I put my sandwich down. “Is it possible that stuff was in another drug they gave him at the hospital?”

“Not likely.” She thumbed through her papers. “On this case alone, I couldn’t rule conclusively. There is an inordinate amount in his system, but he’d suffered other traumas due to the fire injuries. Mr. Cassano could’ve passed away as a result of the drug, but maybe not.”

“You didn’t have to tell me that in person.” Burke hung his head.

“I’m not finished.” Willa was no-nonsense. “Of the other five victims, I only had enough of their remains to test three of them.”

“Five?” I asked. “I thought there were only three victims in the barrels?”

Burke looked behind Willa at me. “I had her look at the people from the fire you saved Cassano from.”

Ash’s fire.

I tore off a small piece of ham and discreetly fed it to her. Pepper noticed but said nothing.

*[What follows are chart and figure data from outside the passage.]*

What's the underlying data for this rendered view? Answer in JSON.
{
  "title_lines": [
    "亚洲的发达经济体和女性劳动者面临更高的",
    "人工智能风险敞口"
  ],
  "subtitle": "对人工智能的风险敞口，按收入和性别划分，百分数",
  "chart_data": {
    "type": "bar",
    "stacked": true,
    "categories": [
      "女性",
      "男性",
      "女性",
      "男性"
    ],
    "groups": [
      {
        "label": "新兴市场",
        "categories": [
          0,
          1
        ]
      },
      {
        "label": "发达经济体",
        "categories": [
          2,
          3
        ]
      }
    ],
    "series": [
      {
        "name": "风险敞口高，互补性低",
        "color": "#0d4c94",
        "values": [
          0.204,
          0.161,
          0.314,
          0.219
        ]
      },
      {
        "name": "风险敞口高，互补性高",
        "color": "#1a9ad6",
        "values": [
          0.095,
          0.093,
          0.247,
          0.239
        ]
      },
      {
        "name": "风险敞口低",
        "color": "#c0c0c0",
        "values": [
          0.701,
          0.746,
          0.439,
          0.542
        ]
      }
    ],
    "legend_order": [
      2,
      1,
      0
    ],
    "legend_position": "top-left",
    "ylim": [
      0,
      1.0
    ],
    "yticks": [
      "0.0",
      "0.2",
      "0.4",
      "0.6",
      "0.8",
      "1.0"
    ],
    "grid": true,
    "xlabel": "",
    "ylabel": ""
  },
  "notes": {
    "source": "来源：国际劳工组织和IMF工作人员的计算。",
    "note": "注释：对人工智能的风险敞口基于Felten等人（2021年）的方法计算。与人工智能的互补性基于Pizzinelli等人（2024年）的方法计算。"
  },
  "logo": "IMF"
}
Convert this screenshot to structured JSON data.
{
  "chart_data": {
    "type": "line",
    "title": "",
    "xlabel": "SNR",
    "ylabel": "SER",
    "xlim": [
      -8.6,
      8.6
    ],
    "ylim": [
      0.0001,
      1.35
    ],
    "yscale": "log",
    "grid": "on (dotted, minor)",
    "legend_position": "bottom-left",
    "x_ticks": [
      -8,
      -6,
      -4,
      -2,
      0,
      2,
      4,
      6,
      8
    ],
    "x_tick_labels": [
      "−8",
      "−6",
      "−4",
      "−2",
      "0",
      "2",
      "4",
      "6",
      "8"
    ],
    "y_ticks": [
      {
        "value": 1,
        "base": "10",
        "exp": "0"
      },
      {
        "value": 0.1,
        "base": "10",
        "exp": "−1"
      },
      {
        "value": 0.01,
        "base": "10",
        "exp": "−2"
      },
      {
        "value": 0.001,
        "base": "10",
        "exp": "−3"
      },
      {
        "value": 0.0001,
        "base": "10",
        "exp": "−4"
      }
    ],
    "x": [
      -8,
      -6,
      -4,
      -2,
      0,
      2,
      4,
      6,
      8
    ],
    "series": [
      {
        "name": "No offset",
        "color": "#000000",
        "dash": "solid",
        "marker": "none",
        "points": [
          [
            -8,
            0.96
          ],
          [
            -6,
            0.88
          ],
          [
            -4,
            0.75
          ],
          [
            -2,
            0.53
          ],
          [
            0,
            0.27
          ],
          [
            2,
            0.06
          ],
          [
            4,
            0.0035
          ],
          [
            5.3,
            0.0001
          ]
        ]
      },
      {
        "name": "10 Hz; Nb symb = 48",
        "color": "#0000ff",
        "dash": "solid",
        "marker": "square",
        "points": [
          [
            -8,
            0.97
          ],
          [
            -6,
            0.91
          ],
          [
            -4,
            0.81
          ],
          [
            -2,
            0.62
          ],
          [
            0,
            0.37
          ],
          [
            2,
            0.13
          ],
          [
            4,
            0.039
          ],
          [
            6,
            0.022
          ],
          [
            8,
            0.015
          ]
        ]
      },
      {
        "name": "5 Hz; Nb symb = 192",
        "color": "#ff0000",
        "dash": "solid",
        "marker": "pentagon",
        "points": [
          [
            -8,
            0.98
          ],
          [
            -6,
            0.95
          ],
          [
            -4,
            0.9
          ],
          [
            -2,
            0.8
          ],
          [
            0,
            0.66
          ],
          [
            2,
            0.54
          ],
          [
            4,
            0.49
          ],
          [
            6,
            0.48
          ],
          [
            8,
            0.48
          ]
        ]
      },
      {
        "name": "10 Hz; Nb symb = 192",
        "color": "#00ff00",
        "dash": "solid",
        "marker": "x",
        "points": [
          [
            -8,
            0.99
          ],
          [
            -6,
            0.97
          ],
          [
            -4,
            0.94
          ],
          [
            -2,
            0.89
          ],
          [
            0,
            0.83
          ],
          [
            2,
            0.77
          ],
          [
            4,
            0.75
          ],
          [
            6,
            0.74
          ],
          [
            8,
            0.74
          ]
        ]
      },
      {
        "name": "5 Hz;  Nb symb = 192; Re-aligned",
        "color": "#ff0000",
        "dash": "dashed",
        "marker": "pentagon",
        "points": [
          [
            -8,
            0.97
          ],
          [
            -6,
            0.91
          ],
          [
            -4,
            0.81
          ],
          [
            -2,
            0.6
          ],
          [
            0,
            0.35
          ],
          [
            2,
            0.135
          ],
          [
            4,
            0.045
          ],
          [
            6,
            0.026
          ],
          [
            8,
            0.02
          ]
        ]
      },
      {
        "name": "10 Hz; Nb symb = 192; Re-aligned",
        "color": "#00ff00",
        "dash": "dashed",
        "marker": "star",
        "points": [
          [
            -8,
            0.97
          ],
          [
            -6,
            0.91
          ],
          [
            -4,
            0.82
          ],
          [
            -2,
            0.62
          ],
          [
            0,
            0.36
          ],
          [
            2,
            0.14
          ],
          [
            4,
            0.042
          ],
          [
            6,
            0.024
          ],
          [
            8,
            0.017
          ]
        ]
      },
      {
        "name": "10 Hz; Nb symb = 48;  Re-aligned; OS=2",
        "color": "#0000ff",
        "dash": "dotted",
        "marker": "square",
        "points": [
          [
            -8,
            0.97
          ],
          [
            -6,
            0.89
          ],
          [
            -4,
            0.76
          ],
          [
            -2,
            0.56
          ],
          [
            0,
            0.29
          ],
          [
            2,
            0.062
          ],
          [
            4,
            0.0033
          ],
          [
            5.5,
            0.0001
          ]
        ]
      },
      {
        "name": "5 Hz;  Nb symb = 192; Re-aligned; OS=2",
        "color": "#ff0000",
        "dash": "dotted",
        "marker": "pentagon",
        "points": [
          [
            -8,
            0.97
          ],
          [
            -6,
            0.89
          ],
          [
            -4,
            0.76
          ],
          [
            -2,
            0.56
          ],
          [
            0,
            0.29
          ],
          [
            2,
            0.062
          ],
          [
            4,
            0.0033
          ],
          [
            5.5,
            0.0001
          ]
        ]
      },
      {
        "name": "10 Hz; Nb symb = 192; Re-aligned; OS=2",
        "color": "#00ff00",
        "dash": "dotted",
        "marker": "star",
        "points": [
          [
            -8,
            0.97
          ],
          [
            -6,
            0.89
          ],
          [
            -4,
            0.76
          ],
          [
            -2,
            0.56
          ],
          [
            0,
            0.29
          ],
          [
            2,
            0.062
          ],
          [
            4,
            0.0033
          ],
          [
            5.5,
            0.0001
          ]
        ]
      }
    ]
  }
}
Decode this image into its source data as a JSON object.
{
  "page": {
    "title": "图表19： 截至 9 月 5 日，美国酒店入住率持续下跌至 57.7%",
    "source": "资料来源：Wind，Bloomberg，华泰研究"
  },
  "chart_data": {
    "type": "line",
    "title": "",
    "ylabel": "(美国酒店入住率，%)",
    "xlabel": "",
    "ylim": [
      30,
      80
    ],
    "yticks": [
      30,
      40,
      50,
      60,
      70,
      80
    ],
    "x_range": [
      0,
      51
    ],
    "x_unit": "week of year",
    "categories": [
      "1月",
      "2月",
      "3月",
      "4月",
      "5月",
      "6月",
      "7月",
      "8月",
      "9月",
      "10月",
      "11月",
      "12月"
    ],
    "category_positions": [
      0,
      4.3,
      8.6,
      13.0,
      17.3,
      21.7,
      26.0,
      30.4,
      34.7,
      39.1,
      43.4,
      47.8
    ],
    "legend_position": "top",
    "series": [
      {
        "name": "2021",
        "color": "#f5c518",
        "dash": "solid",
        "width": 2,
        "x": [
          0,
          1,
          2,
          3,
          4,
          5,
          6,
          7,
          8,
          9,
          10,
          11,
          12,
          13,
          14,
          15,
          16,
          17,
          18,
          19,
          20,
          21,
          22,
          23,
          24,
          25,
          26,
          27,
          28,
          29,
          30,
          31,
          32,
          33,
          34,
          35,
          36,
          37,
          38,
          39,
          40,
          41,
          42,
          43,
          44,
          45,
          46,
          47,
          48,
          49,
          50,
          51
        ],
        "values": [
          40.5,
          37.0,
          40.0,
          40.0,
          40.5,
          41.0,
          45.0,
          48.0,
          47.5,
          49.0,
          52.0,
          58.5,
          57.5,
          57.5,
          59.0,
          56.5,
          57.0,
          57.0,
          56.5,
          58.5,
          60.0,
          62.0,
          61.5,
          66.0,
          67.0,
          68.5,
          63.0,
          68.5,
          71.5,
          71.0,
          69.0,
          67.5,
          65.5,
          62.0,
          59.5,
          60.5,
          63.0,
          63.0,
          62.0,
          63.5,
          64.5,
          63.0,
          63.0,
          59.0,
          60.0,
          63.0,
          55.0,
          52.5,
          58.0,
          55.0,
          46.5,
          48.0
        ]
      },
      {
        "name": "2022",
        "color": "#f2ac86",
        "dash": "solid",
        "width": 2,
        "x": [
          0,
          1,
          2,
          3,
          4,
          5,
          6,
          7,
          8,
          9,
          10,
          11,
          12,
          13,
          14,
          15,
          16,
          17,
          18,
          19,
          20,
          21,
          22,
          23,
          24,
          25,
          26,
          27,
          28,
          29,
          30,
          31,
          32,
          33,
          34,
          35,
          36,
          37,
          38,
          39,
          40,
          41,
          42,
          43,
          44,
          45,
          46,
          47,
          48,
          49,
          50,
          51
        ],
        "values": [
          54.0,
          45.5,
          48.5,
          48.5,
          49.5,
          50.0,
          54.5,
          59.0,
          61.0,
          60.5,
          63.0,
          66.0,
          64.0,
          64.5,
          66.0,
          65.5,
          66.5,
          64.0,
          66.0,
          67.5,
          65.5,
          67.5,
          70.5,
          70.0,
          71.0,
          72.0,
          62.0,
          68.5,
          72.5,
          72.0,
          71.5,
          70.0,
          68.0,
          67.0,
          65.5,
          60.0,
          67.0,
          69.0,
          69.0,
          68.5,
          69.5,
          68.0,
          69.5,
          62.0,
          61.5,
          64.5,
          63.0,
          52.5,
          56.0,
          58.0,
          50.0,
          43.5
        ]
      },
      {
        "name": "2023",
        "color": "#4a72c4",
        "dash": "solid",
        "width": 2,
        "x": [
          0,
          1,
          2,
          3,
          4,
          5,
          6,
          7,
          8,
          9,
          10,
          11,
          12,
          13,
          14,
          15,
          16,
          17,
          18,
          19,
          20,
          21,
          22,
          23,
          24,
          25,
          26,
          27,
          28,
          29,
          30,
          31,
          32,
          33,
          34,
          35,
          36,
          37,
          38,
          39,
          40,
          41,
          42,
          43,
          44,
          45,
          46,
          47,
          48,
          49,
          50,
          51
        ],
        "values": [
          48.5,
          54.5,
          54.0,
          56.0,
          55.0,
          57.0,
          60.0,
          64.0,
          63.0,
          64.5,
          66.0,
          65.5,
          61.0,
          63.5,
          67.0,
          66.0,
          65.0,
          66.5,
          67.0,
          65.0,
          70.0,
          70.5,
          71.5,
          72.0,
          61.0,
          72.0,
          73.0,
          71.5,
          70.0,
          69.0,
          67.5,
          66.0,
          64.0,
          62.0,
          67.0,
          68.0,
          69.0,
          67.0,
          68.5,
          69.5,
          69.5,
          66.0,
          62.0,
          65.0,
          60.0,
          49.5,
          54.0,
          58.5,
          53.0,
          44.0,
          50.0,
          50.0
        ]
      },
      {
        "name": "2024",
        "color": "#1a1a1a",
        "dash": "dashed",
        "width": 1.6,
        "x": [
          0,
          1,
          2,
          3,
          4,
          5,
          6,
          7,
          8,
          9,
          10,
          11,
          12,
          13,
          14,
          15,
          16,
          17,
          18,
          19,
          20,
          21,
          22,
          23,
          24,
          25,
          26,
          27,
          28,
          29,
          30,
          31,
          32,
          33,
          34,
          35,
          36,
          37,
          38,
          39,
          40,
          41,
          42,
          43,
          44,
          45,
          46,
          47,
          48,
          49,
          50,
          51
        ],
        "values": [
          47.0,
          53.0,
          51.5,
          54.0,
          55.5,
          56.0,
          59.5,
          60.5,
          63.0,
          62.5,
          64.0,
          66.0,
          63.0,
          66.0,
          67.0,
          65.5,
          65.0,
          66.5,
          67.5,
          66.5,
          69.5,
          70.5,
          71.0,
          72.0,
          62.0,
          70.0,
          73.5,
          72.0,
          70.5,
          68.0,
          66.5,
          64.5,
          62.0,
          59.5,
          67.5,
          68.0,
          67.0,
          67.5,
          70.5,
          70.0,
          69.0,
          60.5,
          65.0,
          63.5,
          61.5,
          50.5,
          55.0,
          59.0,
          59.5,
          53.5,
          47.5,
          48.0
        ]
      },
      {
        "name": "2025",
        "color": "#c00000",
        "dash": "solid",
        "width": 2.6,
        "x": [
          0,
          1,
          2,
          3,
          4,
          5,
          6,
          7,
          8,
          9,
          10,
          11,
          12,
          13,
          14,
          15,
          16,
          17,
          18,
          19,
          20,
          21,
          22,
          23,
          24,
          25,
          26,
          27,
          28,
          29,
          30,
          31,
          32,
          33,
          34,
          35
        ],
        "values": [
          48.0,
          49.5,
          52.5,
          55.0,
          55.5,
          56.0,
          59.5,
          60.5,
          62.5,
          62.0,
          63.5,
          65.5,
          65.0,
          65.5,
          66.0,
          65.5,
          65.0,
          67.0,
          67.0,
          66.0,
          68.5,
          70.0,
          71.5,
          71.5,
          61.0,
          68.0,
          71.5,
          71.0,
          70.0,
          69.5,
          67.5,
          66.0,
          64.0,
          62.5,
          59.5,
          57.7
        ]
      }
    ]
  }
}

“All of the victims had roughly the same amount of tetrahydrozoline in their systems. Given the timeline and proximity of the fires, the cases appear to be correlated. And this is why I wanted to tell you in person and not via text.” Willa showed Burke the paper she’d pulled from the stack. “The cause of death is, without a doubt, homicide.”

Chapter Thirty

Pepper

“Why didn’t they kill Ash?”

Burke and Willa had left hours ago, but we were all still shell-shocked. Willa’s findings concluded that Ash’s owners were deceased before the fire started.

Teague put an arm around my shoulders and pulled me close. “They probably thought she’d die in the fire.”

I shuddered. It was impossible to think about Ash not being in our lives, yet we were so close to losing her. What if Teague had walked a few feet away from her? He might’ve never known she was there. And he’d gotten suspended for saving her life.

“Do you really think all these fires are connected?” It seemed impossible. I didn’t know anything about serial arsonists or killers except oftentimes they had similar patterns for each crime. These seemed to be haphazard other than the heart attacks and the fires.